- Logo of Pahoa High and Intermediate School

Location
- 15-3038 Puna Road Pahoa, Hawai'i, Hawai'i 96778 United States

Information
- School type: Public
- Established: 1910
- Principal: Kim Williamson
- Teaching staff: 59.00 (FTE)
- Grades: 7-12
- Enrollment: 745 (2024-2025)
- Student to teacher ratio: 12.63
- Campus type: Rural
- Colors: Green , White
- Mascot: Daggers
- Website: www.pahoahis.org

= Pahoa High and Intermediate School =

Pahoa High & Intermediate School is a public, co-educational high school and middle school of the Hawaii State Department of Education. It serves grades seven through twelve and was established in 1910.

==General information==
Pahoa High & Intermediate School is located in Pahoa in Hawaii County on the Island of Hawaiʻi. The campus is located at 15-3038 Puna Road, across the street from Pahoa Elementary School, one of its feeder schools. The other is Keonepoko Elementary School. The school's mascot is the Daggers, and its school colors are green and white.

==History==
Pahoa School was established in 1910 for students from the rural Puna District communities. The high school was established along with a middle school and an elementary school; all three schools were administered as one campus until the fall of 1993. In 1914, the school was renamed Pahoa High & Elementary School. The original buildings on campus are still in use including the front High School building, the gymnasium and two of the elementary school buildings. At one time, the high school had five feeder schools, with students being bussed in as far away as Volcano, 35 miles away.

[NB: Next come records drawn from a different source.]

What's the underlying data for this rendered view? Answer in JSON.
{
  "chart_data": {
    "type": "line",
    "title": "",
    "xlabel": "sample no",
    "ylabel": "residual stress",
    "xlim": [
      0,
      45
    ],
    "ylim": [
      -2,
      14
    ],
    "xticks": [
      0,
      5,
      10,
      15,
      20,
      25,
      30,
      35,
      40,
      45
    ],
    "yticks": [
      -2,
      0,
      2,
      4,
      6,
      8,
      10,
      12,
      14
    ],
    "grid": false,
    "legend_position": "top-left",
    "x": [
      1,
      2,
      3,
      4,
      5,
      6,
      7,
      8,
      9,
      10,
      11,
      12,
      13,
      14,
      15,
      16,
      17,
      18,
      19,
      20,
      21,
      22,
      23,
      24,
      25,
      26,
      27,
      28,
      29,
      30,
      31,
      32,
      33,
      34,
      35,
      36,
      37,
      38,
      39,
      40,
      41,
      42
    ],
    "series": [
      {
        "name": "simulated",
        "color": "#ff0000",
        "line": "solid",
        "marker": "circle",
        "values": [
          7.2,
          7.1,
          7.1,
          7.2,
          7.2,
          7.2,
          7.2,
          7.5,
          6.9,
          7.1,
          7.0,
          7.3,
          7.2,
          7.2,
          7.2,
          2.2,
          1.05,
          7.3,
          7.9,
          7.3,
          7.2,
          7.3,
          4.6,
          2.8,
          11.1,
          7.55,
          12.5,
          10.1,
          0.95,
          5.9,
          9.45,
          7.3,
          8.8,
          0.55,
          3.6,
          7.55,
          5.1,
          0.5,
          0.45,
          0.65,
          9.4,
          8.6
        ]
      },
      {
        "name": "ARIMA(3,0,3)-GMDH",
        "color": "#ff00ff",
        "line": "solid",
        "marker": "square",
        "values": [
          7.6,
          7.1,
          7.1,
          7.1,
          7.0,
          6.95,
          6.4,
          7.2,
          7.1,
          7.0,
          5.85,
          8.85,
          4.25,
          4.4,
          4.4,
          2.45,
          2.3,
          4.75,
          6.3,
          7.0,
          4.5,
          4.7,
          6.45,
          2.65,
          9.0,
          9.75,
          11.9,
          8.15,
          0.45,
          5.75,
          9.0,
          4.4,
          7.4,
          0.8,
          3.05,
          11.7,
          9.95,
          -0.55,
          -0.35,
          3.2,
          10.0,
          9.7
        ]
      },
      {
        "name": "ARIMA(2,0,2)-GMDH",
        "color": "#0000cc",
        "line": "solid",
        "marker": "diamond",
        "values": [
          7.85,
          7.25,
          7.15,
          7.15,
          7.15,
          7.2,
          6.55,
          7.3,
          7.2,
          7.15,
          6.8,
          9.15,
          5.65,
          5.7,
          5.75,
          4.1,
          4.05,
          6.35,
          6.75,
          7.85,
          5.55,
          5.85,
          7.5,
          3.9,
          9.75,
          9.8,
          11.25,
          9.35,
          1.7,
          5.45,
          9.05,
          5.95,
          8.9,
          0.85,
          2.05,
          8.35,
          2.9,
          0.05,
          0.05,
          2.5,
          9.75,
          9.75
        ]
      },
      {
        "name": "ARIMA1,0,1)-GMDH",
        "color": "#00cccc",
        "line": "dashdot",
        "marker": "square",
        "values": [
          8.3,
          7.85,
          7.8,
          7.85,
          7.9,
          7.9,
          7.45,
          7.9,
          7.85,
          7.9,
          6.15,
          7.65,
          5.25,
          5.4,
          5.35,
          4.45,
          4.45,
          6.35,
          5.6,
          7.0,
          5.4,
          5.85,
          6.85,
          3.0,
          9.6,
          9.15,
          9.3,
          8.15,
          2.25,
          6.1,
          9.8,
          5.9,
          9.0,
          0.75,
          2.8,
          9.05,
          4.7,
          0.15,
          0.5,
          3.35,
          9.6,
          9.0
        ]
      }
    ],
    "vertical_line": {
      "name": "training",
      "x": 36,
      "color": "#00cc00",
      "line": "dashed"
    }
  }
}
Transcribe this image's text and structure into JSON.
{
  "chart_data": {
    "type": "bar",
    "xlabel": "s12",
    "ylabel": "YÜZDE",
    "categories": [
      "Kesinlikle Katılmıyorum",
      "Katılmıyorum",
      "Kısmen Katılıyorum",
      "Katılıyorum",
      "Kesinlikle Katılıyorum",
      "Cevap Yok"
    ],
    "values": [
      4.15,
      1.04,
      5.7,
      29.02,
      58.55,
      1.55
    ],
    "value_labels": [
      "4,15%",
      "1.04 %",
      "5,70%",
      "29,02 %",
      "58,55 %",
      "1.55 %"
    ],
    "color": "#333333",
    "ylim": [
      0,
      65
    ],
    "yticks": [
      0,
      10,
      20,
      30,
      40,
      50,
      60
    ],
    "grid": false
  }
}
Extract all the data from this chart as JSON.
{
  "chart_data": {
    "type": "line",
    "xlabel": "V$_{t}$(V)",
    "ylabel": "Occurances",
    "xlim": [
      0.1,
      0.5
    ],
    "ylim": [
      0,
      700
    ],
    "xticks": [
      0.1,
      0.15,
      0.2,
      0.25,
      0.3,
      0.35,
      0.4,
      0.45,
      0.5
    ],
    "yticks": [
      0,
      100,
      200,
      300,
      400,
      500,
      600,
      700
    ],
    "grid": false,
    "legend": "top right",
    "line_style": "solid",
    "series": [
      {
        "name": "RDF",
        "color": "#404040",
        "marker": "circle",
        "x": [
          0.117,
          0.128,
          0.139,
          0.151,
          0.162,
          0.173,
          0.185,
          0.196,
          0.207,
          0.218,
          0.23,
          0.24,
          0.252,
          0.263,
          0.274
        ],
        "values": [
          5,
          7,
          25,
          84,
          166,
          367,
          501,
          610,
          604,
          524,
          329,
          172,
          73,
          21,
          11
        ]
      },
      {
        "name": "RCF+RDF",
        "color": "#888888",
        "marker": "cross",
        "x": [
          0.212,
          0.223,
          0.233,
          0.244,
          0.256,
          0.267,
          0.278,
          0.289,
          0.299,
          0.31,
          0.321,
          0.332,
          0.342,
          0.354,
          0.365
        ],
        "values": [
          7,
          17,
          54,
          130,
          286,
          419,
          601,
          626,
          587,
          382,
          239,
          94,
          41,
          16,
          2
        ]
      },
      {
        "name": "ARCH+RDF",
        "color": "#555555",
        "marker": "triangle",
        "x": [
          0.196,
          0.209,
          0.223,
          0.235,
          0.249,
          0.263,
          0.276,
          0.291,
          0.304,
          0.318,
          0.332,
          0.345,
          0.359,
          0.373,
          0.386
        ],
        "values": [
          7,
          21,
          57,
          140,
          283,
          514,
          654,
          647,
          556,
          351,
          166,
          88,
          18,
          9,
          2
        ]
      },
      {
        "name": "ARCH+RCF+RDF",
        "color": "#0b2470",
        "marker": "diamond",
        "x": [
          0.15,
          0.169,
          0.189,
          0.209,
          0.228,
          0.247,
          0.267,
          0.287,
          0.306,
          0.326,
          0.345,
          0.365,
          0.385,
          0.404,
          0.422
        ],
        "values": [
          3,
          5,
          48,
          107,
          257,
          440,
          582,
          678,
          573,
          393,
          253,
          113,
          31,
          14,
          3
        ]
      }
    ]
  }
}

The original main elementary school building was torn down in 1979 and replaced with a new two-story building and portable classroom buildings. At the same time on the High School and Intermediate School campus, a new parking lot adjacent to the gymnasium, a three-story classroom building, a two-story building and six new one-story buildings were constructed. The following year, another two-story building along with a new cafeteria, a track and football field, basketball/tennis courts and a baseball/softball field were added on the High School side. In 1981 a 45-space parking lot was constructed behind the Intermediate School along with a few portable classrooms.

The school significantly grew over the years, especially in the late 1970s when the rural Puna district was sectioned off into subdivisions after the Sugar industry went under. Pahoa High doubled in size during this period, and many new buildings were built on the campus. Beginning with the 1993-1994 school year, the elementary school began to be administered as a separate campus (the present-day Pahoa Elementary School), while the high school was accordingly renamed Pahoa High & Intermediate School. In 1999, Keaau High School was constructed ten miles away to relieve Pahoa High & Intermediate School's overcrowded 2,500 student body, virtually downsizing it in half. Keaau High School has since become Pahoa High & Intermediate School's chief athletic rival. In 2012, a new gymnasium opened on the south end of the campus, adjacent to the athletic fields.

== Sports ==
Football

Softball

Baseball

Basketball

Volleyball

Track

Cross Country

Paddling

==Commencement==
Pahoa High & Intermediate School's commencement exercises are normally held during the third week of May.